The whole history of science shows us that scientists have not only always taken imaginary meanings to be as certain as the facts they have enlarged, but that these meanings have always been shown by a later age to be wrong.  Descartes and Boyle thought that Galileo’s mechanics were so certain the universe was necessarily a system of corpuscular particles marshalled into geometric shapes by the laws of mechanics, with the implication that belief in God was mandatory, for how else could the laws and the geometry be explained in the first place? Newton’s mechanics were so much more fully explanatory, people like Laplace (but not significantly Newton himself) thought the wholly self-explanatory rational universe that had been discovered by Newton was beyond doubt or question.  Now the intellectual obligation was not to believe in God. ‘Is there any place for a divine creator in your book, m’sieur?’ asked Napoleon.  ‘I have no need of that hypothesis, sire’ replied the famous cosmologist ‘it explains everything and predicts nothing’.  The likelihood of any new law of physics being discovered, opined the great American scientist Michelson on the eve of quantum mechanics, lay in a remote place of decimals.  Darwin made one of the greatest discoveries in the whole of science.  But in The Origin of Species, Natural Selection (the capitals are his) is presented in language so mythological it would happily clothe any god.  In any age of great discovery the discoveries that scientists make are so overwhelming, metaphor is always confused with fact.

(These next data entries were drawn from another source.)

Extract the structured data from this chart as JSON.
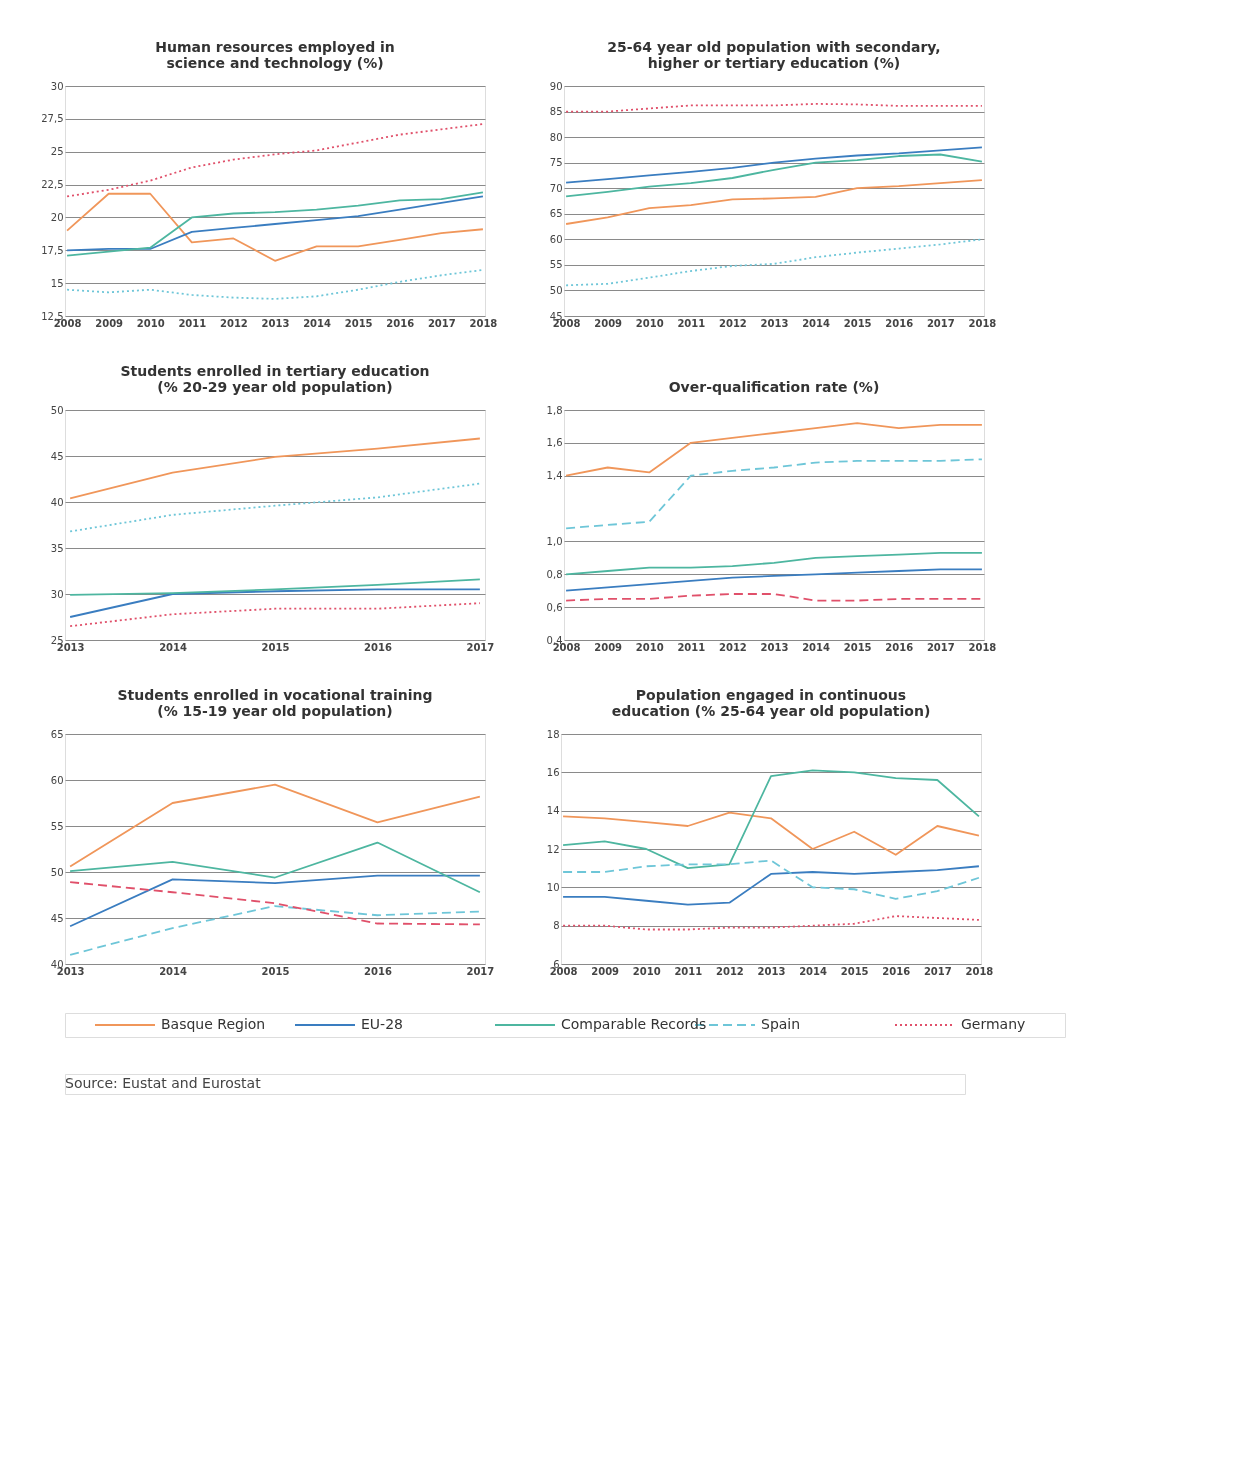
{
  "chart_data": [
    {
      "type": "line",
      "title": "Human resources employed in science and technology (%)",
      "categories": [
        "2008",
        "2009",
        "2010",
        "2011",
        "2012",
        "2013",
        "2014",
        "2015",
        "2016",
        "2017",
        "2018"
      ],
      "ylim": [
        12.5,
        30
      ],
      "yticks": [
        {
          "value": 12.5,
          "label": "12,5"
        },
        15,
        {
          "value": 17.5,
          "label": "17,5"
        },
        20,
        {
          "value": 22.5,
          "label": "22,5"
        },
        25,
        {
          "value": 27.5,
          "label": "27,5"
        },
        30
      ],
      "grid": "y",
      "legend": "bottom",
      "series": [
        {
          "name": "Basque Region",
          "color": "#f0965a",
          "line_style": "solid",
          "values": [
            19.0,
            21.8,
            21.8,
            18.1,
            18.4,
            16.7,
            17.8,
            17.8,
            18.3,
            18.8,
            19.1
          ]
        },
        {
          "name": "EU-28",
          "color": "#3a7dc0",
          "line_style": "solid",
          "values": [
            17.5,
            17.6,
            17.6,
            18.9,
            19.2,
            19.5,
            19.8,
            20.1,
            20.6,
            21.1,
            21.6
          ]
        },
        {
          "name": "Comparable Records",
          "color": "#4db6a0",
          "line_style": "solid",
          "values": [
            17.1,
            17.4,
            17.7,
            20.0,
            20.3,
            20.4,
            20.6,
            20.9,
            21.3,
            21.4,
            21.9
          ]
        },
        {
          "name": "Spain",
          "color": "#6ec6d8",
          "line_style": "dotted",
          "values": [
            14.5,
            14.3,
            14.5,
            14.1,
            13.9,
            13.8,
            14.0,
            14.5,
            15.1,
            15.6,
            16.0
          ]
        },
        {
          "name": "Germany",
          "color": "#e0506a",
          "line_style": "dotted",
          "values": [
            21.6,
            22.1,
            22.8,
            23.8,
            24.4,
            24.8,
            25.1,
            25.7,
            26.3,
            26.7,
            27.1
          ]
        }
      ]
    },
    {
      "type": "line",
      "title": "25-64 year old population with secondary, higher or tertiary education (%)",
      "categories": [
        "2008",
        "2009",
        "2010",
        "2011",
        "2012",
        "2013",
        "2014",
        "2015",
        "2016",
        "2017",
        "2018"
      ],
      "ylim": [
        45,
        90
      ],
      "yticks": [
        45,
        50,
        55,
        60,
        65,
        70,
        75,
        80,
        85,
        90
      ],
      "grid": "y",
      "legend": "bottom",
      "series": [
        {
          "name": "Basque Region",
          "color": "#f0965a",
          "line_style": "solid",
          "values": [
            63.0,
            64.3,
            66.1,
            66.7,
            67.8,
            68.0,
            68.3,
            70.0,
            70.4,
            71.0,
            71.6
          ]
        },
        {
          "name": "EU-28",
          "color": "#3a7dc0",
          "line_style": "solid",
          "values": [
            71.1,
            71.8,
            72.5,
            73.2,
            74.0,
            75.0,
            75.8,
            76.4,
            76.8,
            77.4,
            78.0
          ]
        },
        {
          "name": "Comparable Records",
          "color": "#4db6a0",
          "line_style": "solid",
          "values": [
            68.4,
            69.3,
            70.3,
            71.0,
            72.0,
            73.6,
            75.0,
            75.5,
            76.3,
            76.6,
            75.2
          ]
        },
        {
          "name": "Spain",
          "color": "#6ec6d8",
          "line_style": "dotted",
          "values": [
            51.0,
            51.3,
            52.5,
            53.8,
            54.8,
            55.2,
            56.5,
            57.4,
            58.2,
            59.0,
            60.0
          ]
        },
        {
          "name": "Germany",
          "color": "#e0506a",
          "line_style": "dotted",
          "values": [
            85.0,
            85.0,
            85.6,
            86.2,
            86.2,
            86.2,
            86.5,
            86.4,
            86.1,
            86.1,
            86.1
          ]
        }
      ]
    },
    {
      "type": "line",
      "title": "Students enrolled in tertiary education (% 20-29 year old population)",
      "categories": [
        "2013",
        "2014",
        "2015",
        "2016",
        "2017"
      ],
      "ylim": [
        25,
        50
      ],
      "yticks": [
        25,
        30,
        35,
        40,
        45,
        50
      ],
      "grid": "y",
      "legend": "bottom",
      "series": [
        {
          "name": "Basque Region",
          "color": "#f0965a",
          "line_style": "solid",
          "values": [
            40.4,
            43.2,
            44.9,
            45.8,
            46.9
          ]
        },
        {
          "name": "EU-28",
          "color": "#3a7dc0",
          "line_style": "solid",
          "values": [
            27.5,
            30.0,
            30.3,
            30.5,
            30.5
          ]
        },
        {
          "name": "Comparable Records",
          "color": "#4db6a0",
          "line_style": "solid",
          "values": [
            29.9,
            30.1,
            30.5,
            31.0,
            31.6
          ]
        },
        {
          "name": "Spain",
          "color": "#6ec6d8",
          "line_style": "dotted",
          "values": [
            36.8,
            38.6,
            39.6,
            40.5,
            42.0
          ]
        },
        {
          "name": "Germany",
          "color": "#e0506a",
          "line_style": "dotted",
          "values": [
            26.5,
            27.8,
            28.4,
            28.4,
            29.0
          ]
        }
      ]
    },
    {
      "type": "line",
      "title": "Over-qualification rate (%)",
      "categories": [
        "2008",
        "2009",
        "2010",
        "2011",
        "2012",
        "2013",
        "2014",
        "2015",
        "2016",
        "2017",
        "2018"
      ],
      "ylim": [
        0.4,
        1.8
      ],
      "yticks": [
        {
          "value": 0.4,
          "label": "0,4"
        },
        {
          "value": 0.6,
          "label": "0,6"
        },
        {
          "value": 0.8,
          "label": "0,8"
        },
        {
          "value": 1.0,
          "label": "1,0"
        },
        {
          "value": 1.4,
          "label": "1,4"
        },
        {
          "value": 1.6,
          "label": "1,6"
        },
        {
          "value": 1.8,
          "label": "1,8"
        }
      ],
      "grid": "y",
      "legend": "bottom",
      "series": [
        {
          "name": "Basque Region",
          "color": "#f0965a",
          "line_style": "solid",
          "values": [
            1.4,
            1.45,
            1.42,
            1.6,
            1.63,
            1.66,
            1.69,
            1.72,
            1.69,
            1.71,
            1.71
          ]
        },
        {
          "name": "EU-28",
          "color": "#3a7dc0",
          "line_style": "solid",
          "values": [
            0.7,
            0.72,
            0.74,
            0.76,
            0.78,
            0.79,
            0.8,
            0.81,
            0.82,
            0.83,
            0.83
          ]
        },
        {
          "name": "Comparable Records",
          "color": "#4db6a0",
          "line_style": "solid",
          "values": [
            0.8,
            0.82,
            0.84,
            0.84,
            0.85,
            0.87,
            0.9,
            0.91,
            0.92,
            0.93,
            0.93
          ]
        },
        {
          "name": "Spain",
          "color": "#6ec6d8",
          "line_style": "dashed",
          "values": [
            1.08,
            1.1,
            1.12,
            1.4,
            1.43,
            1.45,
            1.48,
            1.49,
            1.49,
            1.49,
            1.5
          ]
        },
        {
          "name": "Germany",
          "color": "#e0506a",
          "line_style": "dashed",
          "values": [
            0.64,
            0.65,
            0.65,
            0.67,
            0.68,
            0.68,
            0.64,
            0.64,
            0.65,
            0.65,
            0.65
          ]
        }
      ]
    },
    {
      "type": "line",
      "title": "Students enrolled in vocational training (% 15-19 year old population)",
      "categories": [
        "2013",
        "2014",
        "2015",
        "2016",
        "2017"
      ],
      "ylim": [
        40,
        65
      ],
      "yticks": [
        40,
        45,
        50,
        55,
        60,
        65
      ],
      "grid": "y",
      "legend": "bottom",
      "series": [
        {
          "name": "Basque Region",
          "color": "#f0965a",
          "line_style": "solid",
          "values": [
            50.6,
            57.5,
            59.5,
            55.4,
            58.2
          ]
        },
        {
          "name": "EU-28",
          "color": "#3a7dc0",
          "line_style": "solid",
          "values": [
            44.1,
            49.2,
            48.8,
            49.6,
            49.6
          ]
        },
        {
          "name": "Comparable Records",
          "color": "#4db6a0",
          "line_style": "solid",
          "values": [
            50.1,
            51.1,
            49.4,
            53.2,
            47.8
          ]
        },
        {
          "name": "Spain",
          "color": "#6ec6d8",
          "line_style": "dashed",
          "values": [
            41.0,
            43.9,
            46.3,
            45.3,
            45.7
          ]
        },
        {
          "name": "Germany",
          "color": "#e0506a",
          "line_style": "dashed",
          "values": [
            48.9,
            47.8,
            46.6,
            44.4,
            44.3
          ]
        }
      ]
    },
    {
      "type": "line",
      "title": "Population engaged in continuous education (% 25-64 year old population)",
      "categories": [
        "2008",
        "2009",
        "2010",
        "2011",
        "2012",
        "2013",
        "2014",
        "2015",
        "2016",
        "2017",
        "2018"
      ],
      "ylim": [
        6,
        18
      ],
      "yticks": [
        6,
        8,
        10,
        12,
        14,
        16,
        18
      ],
      "grid": "y",
      "legend": "bottom",
      "annotations": [
        "Source: Eustat and Eurostat"
      ],
      "series": [
        {
          "name": "Basque Region",
          "color": "#f0965a",
          "line_style": "solid",
          "values": [
            13.7,
            13.6,
            13.4,
            13.2,
            13.9,
            13.6,
            12.0,
            12.9,
            11.7,
            13.2,
            12.7
          ]
        },
        {
          "name": "EU-28",
          "color": "#3a7dc0",
          "line_style": "solid",
          "values": [
            9.5,
            9.5,
            9.3,
            9.1,
            9.2,
            10.7,
            10.8,
            10.7,
            10.8,
            10.9,
            11.1
          ]
        },
        {
          "name": "Comparable Records",
          "color": "#4db6a0",
          "line_style": "solid",
          "values": [
            12.2,
            12.4,
            12.0,
            11.0,
            11.2,
            15.8,
            16.1,
            16.0,
            15.7,
            15.6,
            13.7
          ]
        },
        {
          "name": "Spain",
          "color": "#6ec6d8",
          "line_style": "dashed",
          "values": [
            10.8,
            10.8,
            11.1,
            11.2,
            11.2,
            11.4,
            10.0,
            9.9,
            9.4,
            9.8,
            10.5
          ]
        },
        {
          "name": "Germany",
          "color": "#e0506a",
          "line_style": "dotted",
          "values": [
            8.0,
            8.0,
            7.8,
            7.8,
            7.9,
            7.9,
            8.0,
            8.1,
            8.5,
            8.4,
            8.3
          ]
        }
      ]
    }
  ]
}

Is putting scare quotes round the apparently purposeful behaviour of genes and describing them as “purposeful” really part of the rigorous methodology of science?  To say that when we describe genes as behaving purposefully what we really mean is that they are purposeless but no matter we’ll call it “purposeful”, doesn’t strike me as intellectually rigorous.   Dawkins has entirely misunderstood Aquinas’s argument from design which is not at all what he thinks it is.  Aquinas has a rather better explanation for how tiny unintelligent scraps of matter can behave with apparent intelligence.  Because the great discoveries of science always beg questions greater than themselves science is always, paradoxically enough,  theological.  Or should we say “theological”?